CORONAVIRUS: Rio Preto monitora paciente que veio da Itália

A Secretaria de Saúde de Rio Preto está monitorando um paciente - homem na casa dos 30 anos - que chegou ao Brasil vindo do norte da Itália no último dia 23. Ele passou por atendimento no Hospital de Base na madrugada desta quarta-feira, dia 26, com sintomas de resfriado. Por conta de ter vindo de um país onde há cadeia de transmissão de coronavírus, a Saúde considera que há epidemiologia para a doença.

A princípio, não se fala a palavra "suspeito" porque o paciente estaria sem febre, que é um dos critérios definidos pelo Ministério da Saúde para enquadrar uma ocorrência como suspeita de coronavírus. De acordo com Jorge Fares, diretor-executivo do HB, inicialmente a orientação do Grupo de Vigilância Epidemiológica da Secretaria de Estado da Saúde foi de não realizar exames no paciente. Ele foi liberado para ficar em casa, em isolamento. "Ele veio da Itália com o resfriado, por isso que ele procurou o hospital, porque ficou com medo", fala Amália Tieco, diretora do HB.

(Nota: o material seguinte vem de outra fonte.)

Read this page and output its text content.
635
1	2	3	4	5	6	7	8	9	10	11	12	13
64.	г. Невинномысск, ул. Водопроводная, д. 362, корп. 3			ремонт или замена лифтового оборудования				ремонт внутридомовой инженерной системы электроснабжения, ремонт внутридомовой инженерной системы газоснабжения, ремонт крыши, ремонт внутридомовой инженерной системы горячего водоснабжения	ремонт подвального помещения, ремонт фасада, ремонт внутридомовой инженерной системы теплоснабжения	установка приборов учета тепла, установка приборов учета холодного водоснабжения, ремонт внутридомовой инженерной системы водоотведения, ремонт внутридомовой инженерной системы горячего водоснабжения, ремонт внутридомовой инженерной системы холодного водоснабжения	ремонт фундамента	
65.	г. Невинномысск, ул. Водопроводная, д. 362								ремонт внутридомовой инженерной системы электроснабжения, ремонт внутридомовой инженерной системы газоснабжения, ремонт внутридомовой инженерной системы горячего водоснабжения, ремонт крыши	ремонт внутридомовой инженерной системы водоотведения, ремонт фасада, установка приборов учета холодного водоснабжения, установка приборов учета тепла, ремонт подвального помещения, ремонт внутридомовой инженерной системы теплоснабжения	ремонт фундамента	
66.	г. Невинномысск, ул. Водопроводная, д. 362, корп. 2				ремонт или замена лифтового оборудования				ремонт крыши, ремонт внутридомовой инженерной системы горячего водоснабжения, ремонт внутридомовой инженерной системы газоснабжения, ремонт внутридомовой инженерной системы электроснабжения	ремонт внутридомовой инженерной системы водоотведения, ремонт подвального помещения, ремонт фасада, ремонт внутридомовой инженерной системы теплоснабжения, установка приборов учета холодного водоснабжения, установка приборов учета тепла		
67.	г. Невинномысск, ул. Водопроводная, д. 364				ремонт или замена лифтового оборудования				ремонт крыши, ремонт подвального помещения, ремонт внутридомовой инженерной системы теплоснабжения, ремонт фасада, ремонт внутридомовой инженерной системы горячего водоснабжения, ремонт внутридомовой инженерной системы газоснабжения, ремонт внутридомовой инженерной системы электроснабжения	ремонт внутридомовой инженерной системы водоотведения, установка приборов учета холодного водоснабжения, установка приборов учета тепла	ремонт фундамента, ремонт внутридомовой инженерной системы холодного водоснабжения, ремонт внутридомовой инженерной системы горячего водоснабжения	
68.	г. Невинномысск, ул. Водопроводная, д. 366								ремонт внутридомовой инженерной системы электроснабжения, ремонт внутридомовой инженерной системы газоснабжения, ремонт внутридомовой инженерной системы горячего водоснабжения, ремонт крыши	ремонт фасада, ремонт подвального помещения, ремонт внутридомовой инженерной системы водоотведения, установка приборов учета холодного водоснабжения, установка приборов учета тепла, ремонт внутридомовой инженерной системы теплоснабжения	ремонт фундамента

Fares e Aldenis Borim, secretário municipal de Saúde, porém, decidiram fazer exames no paciente. Primeiramente uma equipe da Vigilância Epidemiológica iria até a casa dele e, com sua autorização, colheria amostras de sangue que serão testadas para vírus respiratórios. Caso esses resultados sejam negativos, será colhido material respiratório para testar o coronavírus. A previsão é que a coleta do sangue acontecesse entre o final da tarde de quarta e esta quinta-feira.

"Pode ser só um resfriado mesmo. O fato de não ter febre diminui a possibilidade, mas não exclui coronavírus", pontua Fares. "Ele tinha uma epidemiologia que fica em dúvida, veio da Itália, é um negócio que tem que ser considerado."

Nesta quarta, houve um desencontro de informações por parte do poder público. A primeira nota emitida pela Prefeitura dizia que a Saúde não havia sido comunicada por nenhum órgão estadual ou municipal de saúde sobre caso suspeito ou confirmado de coronavírus na cidade e que qualquer informação contrária ao que fosse divulgado pela pasta seria "boato e fake news".

Ao tomar conhecimento deste texto, depois de já ter informado ao Diário que a Saúde monitoraria o paciente, o secretário Borim afirmou que não sabia da nota, ou seja, seu teor não havia passado por sua aprovação. Ele então pediu que a assessoria de imprensa enviasse novo comunicado, que confirmou o monitoramento.

Maurício Lacerda Nogueira, do Laboratório de Virologia da Famerp, explica que, por enquanto, os critérios para definição de casos suspeitos incluem febre, o que o paciente não apresentou. "Podem ser criticados os critérios, mas é o que tem para hoje, é a forma como o sistema de vigilância funciona", diz.